The next day I googled a bit more on the topic. SMILE indeed was newer and more widely recommended.

Don’t trust your first impression

So, the [Yoda timer] once again - forcing myself to deal with the problem on the short time frame is such a wonderful tool! I simply don’t have time to hesitate in these 5 minutes. Remember the the colleague example which convinced me to seriously consider the surgery? I remembered the name of the clinic she used. So I just found their website, apparently they were doing SMILE as well, and I went for the checkup.

The clinic was far away and what’s worse it was public, so no one cared much about clients. I also went there close to the end of the day, so they just said that could start the checkup this day but I wouldn’t be able to finish it and need to come the next day anyway. So I was super frustrated, it also worth mentioning that I hungry. The first idea was to forget about this clinic and go to the first one.
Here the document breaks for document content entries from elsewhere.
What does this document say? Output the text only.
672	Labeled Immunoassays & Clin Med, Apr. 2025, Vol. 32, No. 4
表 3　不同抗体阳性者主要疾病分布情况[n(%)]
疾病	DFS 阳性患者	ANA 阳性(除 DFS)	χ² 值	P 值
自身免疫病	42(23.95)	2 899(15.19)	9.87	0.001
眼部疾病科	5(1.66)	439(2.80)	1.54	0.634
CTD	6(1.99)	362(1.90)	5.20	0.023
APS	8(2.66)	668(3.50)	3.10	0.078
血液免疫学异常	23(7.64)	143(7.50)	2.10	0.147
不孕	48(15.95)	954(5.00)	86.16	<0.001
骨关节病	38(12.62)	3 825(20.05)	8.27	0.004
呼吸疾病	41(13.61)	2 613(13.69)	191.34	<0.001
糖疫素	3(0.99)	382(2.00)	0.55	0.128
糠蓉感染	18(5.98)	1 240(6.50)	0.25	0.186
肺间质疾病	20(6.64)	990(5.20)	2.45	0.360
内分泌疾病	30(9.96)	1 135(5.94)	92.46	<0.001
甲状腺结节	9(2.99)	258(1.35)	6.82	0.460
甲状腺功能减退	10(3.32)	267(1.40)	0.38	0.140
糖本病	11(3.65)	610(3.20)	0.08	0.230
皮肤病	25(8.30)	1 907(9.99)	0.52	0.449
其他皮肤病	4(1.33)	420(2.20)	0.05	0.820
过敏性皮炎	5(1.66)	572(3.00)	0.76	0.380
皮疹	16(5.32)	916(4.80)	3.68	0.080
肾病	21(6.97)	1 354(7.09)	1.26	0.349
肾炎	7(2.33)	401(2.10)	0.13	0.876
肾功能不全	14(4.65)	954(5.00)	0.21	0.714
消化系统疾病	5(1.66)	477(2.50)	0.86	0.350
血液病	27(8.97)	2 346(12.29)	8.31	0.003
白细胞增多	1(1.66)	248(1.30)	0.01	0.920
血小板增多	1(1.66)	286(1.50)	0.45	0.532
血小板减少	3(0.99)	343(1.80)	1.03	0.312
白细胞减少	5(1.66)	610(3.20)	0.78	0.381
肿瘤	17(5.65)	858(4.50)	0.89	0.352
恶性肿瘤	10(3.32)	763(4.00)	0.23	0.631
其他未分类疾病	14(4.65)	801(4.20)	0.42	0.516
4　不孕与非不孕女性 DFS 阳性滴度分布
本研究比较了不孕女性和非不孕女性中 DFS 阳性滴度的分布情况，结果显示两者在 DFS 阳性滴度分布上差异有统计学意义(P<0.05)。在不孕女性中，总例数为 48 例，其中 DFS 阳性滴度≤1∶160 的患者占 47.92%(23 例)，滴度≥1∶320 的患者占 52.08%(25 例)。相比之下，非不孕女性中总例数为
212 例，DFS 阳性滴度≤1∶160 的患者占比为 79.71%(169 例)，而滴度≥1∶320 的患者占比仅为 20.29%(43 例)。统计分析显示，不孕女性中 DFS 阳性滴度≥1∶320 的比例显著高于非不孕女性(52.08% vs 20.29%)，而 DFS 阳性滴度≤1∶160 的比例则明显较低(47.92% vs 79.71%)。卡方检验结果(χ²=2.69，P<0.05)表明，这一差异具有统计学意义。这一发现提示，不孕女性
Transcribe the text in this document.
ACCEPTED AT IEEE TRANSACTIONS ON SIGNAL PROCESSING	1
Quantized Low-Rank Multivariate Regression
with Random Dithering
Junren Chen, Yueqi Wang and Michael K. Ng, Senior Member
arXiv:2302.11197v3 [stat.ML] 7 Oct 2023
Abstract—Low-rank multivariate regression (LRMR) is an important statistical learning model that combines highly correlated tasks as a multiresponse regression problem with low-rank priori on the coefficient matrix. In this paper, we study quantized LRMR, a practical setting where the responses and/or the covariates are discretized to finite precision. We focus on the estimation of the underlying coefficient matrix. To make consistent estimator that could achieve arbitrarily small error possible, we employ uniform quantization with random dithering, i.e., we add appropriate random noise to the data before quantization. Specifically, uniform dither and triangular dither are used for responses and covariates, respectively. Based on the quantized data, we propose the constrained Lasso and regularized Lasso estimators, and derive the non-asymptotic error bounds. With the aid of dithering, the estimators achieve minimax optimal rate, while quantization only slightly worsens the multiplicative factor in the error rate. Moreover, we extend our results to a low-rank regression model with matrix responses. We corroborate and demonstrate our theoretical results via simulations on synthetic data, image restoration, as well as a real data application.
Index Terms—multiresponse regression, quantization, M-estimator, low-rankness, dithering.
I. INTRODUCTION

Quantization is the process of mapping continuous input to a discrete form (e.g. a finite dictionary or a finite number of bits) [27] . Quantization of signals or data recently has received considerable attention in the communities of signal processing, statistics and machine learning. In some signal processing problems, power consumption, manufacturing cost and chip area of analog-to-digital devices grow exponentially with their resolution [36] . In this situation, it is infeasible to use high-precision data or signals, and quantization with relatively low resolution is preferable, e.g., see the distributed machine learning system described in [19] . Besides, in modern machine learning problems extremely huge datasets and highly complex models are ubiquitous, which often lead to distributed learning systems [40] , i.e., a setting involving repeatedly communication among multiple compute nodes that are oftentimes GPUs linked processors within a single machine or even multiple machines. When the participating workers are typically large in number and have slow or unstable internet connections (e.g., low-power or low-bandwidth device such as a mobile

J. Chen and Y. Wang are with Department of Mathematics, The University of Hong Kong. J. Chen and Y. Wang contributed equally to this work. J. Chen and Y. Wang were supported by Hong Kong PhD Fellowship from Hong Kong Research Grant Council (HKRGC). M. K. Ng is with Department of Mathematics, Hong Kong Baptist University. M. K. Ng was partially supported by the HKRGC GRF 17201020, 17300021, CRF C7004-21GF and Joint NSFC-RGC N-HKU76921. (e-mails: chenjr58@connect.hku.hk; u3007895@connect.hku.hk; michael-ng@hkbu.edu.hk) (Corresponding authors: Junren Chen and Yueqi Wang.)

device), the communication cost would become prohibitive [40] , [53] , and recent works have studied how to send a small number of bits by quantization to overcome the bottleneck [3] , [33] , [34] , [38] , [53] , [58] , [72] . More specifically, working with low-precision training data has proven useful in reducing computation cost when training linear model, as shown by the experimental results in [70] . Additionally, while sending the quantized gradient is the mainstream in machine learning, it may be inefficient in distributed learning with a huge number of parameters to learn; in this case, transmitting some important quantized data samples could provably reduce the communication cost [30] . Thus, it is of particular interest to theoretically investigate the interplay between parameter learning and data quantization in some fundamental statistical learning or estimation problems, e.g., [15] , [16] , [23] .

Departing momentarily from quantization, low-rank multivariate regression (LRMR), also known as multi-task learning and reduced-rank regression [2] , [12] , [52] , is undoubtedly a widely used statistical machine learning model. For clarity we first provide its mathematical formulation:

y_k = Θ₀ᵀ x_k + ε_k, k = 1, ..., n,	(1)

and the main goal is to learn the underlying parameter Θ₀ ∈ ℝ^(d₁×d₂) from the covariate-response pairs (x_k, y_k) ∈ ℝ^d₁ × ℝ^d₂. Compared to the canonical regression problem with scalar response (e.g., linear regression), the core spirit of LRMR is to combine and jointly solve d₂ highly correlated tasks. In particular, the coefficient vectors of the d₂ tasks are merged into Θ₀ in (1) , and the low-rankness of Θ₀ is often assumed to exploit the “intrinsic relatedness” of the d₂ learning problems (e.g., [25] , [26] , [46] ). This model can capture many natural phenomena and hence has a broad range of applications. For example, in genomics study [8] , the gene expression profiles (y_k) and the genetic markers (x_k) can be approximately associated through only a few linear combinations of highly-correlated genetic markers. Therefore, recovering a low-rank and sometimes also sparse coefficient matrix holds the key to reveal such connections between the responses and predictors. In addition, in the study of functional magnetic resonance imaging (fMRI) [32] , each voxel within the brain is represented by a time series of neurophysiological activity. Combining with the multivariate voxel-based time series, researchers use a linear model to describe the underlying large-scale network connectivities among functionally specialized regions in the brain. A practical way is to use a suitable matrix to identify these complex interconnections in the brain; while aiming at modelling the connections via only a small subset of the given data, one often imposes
But I thought that I might be just hungry and frustration with 3 hours lost commuting. And these two things had absolutely nothing to do with the quality of the clinic itself.

The end of the story

Next day I went to the checkup, the doctor just said that I should come the next Wednesday not giving me any options. They had no mandatory appointments except one on the next day after the surgery. So I just got some time off at work and went for the surgery. It’s so nice when you can ask for time off only a week in advance.

And the bottom line


Later, looking backward, Harry would think of how, in his SF and fantasy novels, people always made their big, important choices for big, important reasons. Hari Seldon had created his Foundation to rebuild the ashes of the Galactic Empire, not because he would look more important if he could be in charge of his own research group. Raistlin Majere had severed ties with his brother because he wanted to become a god, not because he was incompetent at personal relationships and unwilling to ask for advice on how to do better. Frodo Baggins had taken the Ring because he was a hero who wanted to save Middle-Earth, not because it would’ve been too awkward not to. If anyone ever wrote a true history of the world - not that anyone ever could or would - probably 97% of all the key moments of Fate would turn out to be constructed of lies and tissue paper and trivial little thoughts that somebody could’ve just as easily thought differently.

Who, the hell, is controlling my life? Everything above is just a coincidence, except for very quick moments of me trying awkwardly to take some control over the direction I heading to.

There is this very cool book called Mindware, and one of the most fascinating insights I got from it is that people are terrible at explaining their own actions.

And now I can’t stop thinking about it and noticing that things just happen around and I mindlessly react to them.

How often do I make my big life decisions based on a single example of the friend, a podcast episode or temporary mental state, e.g. quitting the job because I was depressed at University?